Single by Coma_Cose
- Released: 26 April 2024
- Length: 2:46
- Label: Asian Fake; Warner;
- Composers: Giordano Cremona; Federico Mercuri; Eugenio Maimone; Leonardo Grillotti;
- Lyricists: Francesca Mesiano; Fausto Zanardelli; Federica Abbate; Jacopo Ettorre;
- Producer: Itaca

Coma_Cose singles chronology
| "Una cosa bene" (2023) | "Malavita" (2024) | "Posti vuoti" (2024) |

= Malavita (song) =

"Malavita" is a song by Italian musical duo Coma_Cose. It was written by band members Francesca Mesiano (California) and Fausto Zanardelli (Fausto Lama) with Federica Abbate and Jacopo Ettorre, and produced by the collective Itaca, formed by Merk & Kremont, Eugenio Maimone and Leonardo Grillotti.

It was released by Asian Fake and Warner on 26 April 2024.

==Background==
The song incorporates elements drawn from flamenco and pizzica. Describing the single in a press release, Coma_Cose stated:

"It's a song about redemption. It tells the story of a woman who managed to escape from something that kept her captive. It has the essence of the Mediterranean, and like the sea, it is both sun and storm. It has been a beautiful winter: we took our time to fix our home, which is always a metaphor for something else; we made a lot of music, but the words never took flight; we simply realized that we had nothing new, nothing 'of our own,' that we hadn't already said. You have to live to describe it in music. And then, an insight: a bit like certain distant singer-songwriters did, we felt the urge to tell the stories of others, which are always a way to speak a little about oneself."

==Music video==
The music video for the song was directed by Fausto Lama himself and released on YouTube on the same day of the single's release.

==Reception==
Federico Pucci from Fanpage.it observes that the lyrics of the song "lack the autobiographical and reflective imprint typical of the duo's previous work," associating them with the folk repertoires of Fabrizio De André, which are containers of stories narrated in both the first and third person. The journalist notes a change in sound as well, highlighting the use of "a classical guitar, with soft strings, strumming an A minor that rises and falls in a manner typical of flamenco and even more so of the ciaccona."

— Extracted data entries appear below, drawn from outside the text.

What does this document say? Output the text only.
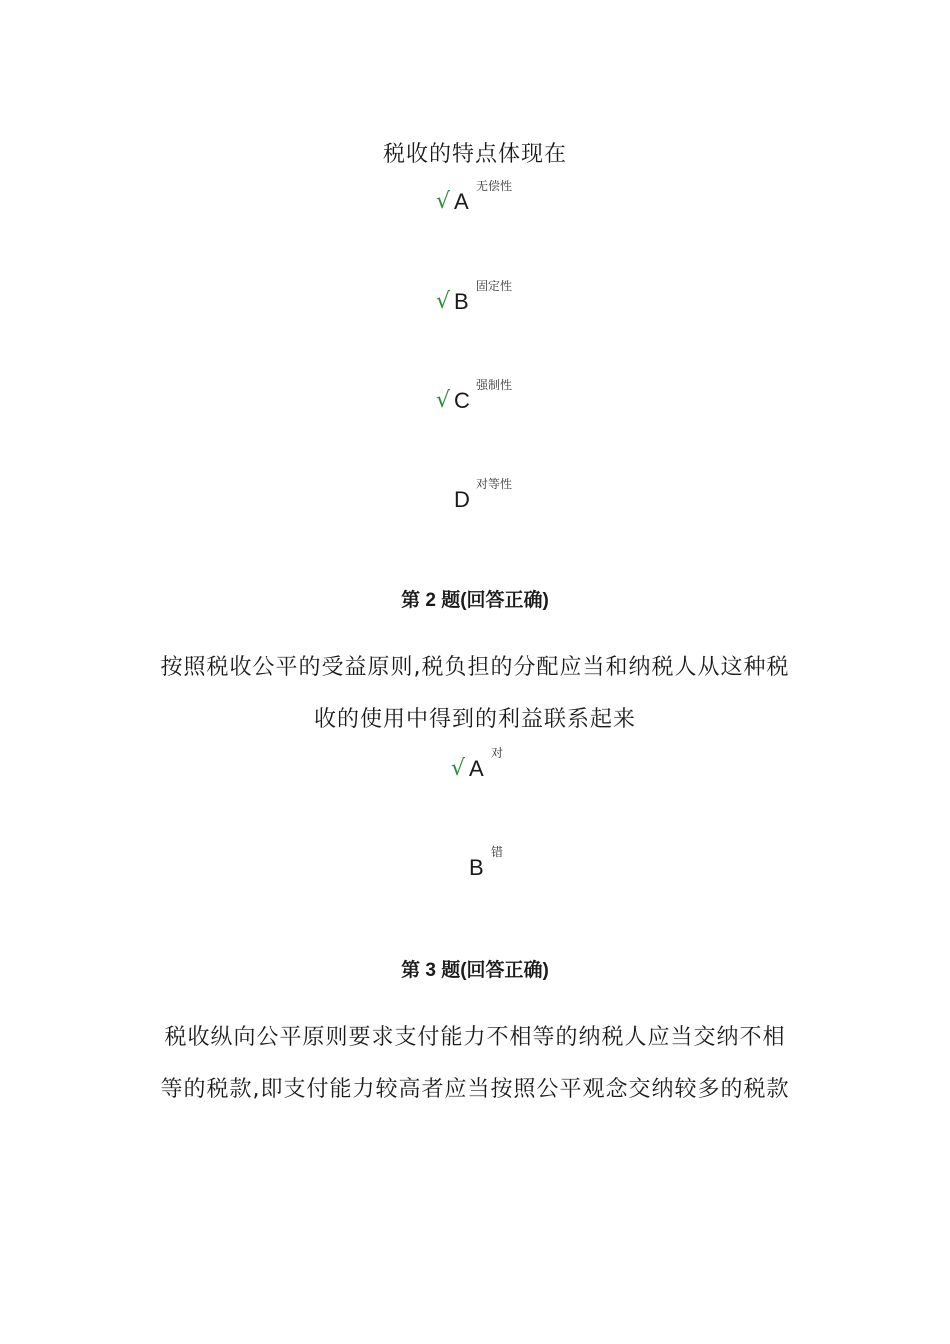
税收的特点体现在
√ A
无偿性
√ B
固定性
√ C
强制性
D
对等性
第 2 题(回答正确)
按照税收公平的受益原则,税负担的分配应当和纳税人从这种税
收的使用中得到的利益联系起来
√ A
对
B
错
第 3 题(回答正确)
税收纵向公平原则要求支付能力不相等的纳税人应当交纳不相
等的税款,即支付能力较高者应当按照公平观念交纳较多的税款
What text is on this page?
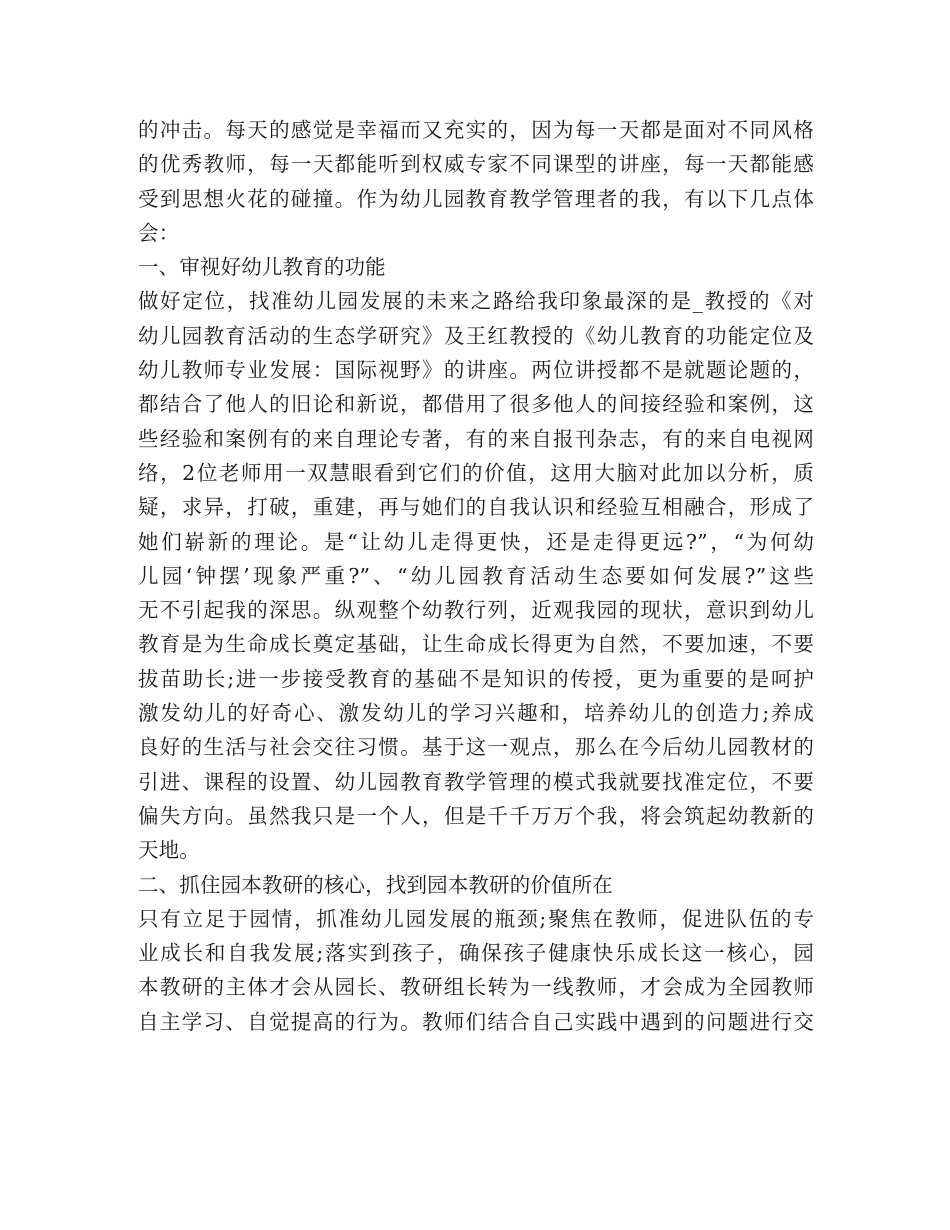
的冲击。每天的感觉是幸福而又充实的，因为每一天都是面对不同风格
的优秀教师，每一天都能听到权威专家不同课型的讲座，每一天都能感
受到思想火花的碰撞。作为幼儿园教育教学管理者的我，有以下几点体
会：
一、审视好幼儿教育的功能
做好定位，找准幼儿园发展的未来之路给我印象最深的是_教授的《对
幼儿园教育活动的生态学研究》及王红教授的《幼儿教育的功能定位及
幼儿教师专业发展：国际视野》的讲座。两位讲授都不是就题论题的，
都结合了他人的旧论和新说，都借用了很多他人的间接经验和案例，这
些经验和案例有的来自理论专著，有的来自报刊杂志，有的来自电视网
络，2位老师用一双慧眼看到它们的价值，这用大脑对此加以分析，质
疑，求异，打破，重建，再与她们的自我认识和经验互相融合，形成了
她们崭新的理论。是“让幼儿走得更快，还是走得更远?”，“为何幼
儿园‘钟摆’现象严重?”、“幼儿园教育活动生态要如何发展?”这些
无不引起我的深思。纵观整个幼教行列，近观我园的现状，意识到幼儿
教育是为生命成长奠定基础，让生命成长得更为自然，不要加速，不要
拔苗助长;进一步接受教育的基础不是知识的传授，更为重要的是呵护
激发幼儿的好奇心、激发幼儿的学习兴趣和，培养幼儿的创造力;养成
良好的生活与社会交往习惯。基于这一观点，那么在今后幼儿园教材的
引进、课程的设置、幼儿园教育教学管理的模式我就要找准定位，不要
偏失方向。虽然我只是一个人，但是千千万万个我，将会筑起幼教新的
天地。
二、抓住园本教研的核心，找到园本教研的价值所在
只有立足于园情，抓准幼儿园发展的瓶颈;聚焦在教师，促进队伍的专
业成长和自我发展;落实到孩子，确保孩子健康快乐成长这一核心，园
本教研的主体才会从园长、教研组长转为一线教师，才会成为全园教师
自主学习、自觉提高的行为。教师们结合自己实践中遇到的问题进行交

Alessandro Alicandri from TV Sorrisi e Canzoni also points out the shift in the song's musical production compared to the artists' discography, stating that it "mixes overtly folk sounds with an urban and highly danceable setup," while appreciating the feminist theme of "a woman immersed in a difficult and oppressive social context like the criminal underworld, who decides to escape at a certain point."

==Charts==
===Weekly charts===

Weekly chart performance for "Malavita"
| Chart (2024) | Peak position |
|---|---|
| Italy (FIMI) | 7 |
| Italy Airplay (EarOne) | 1 |

===Year-end charts===

2024 year-end chart performance for "Malavita"
| Chart (2024) | Position |
|---|---|
| Italy (FIMI) | 42 |

==Certifications==

| Region | Certification | Certified units/sales |
| Italy (FIMI) | Platinum | 100,000^{‡} |
^{‡} Sales+streaming figures based on certification alone.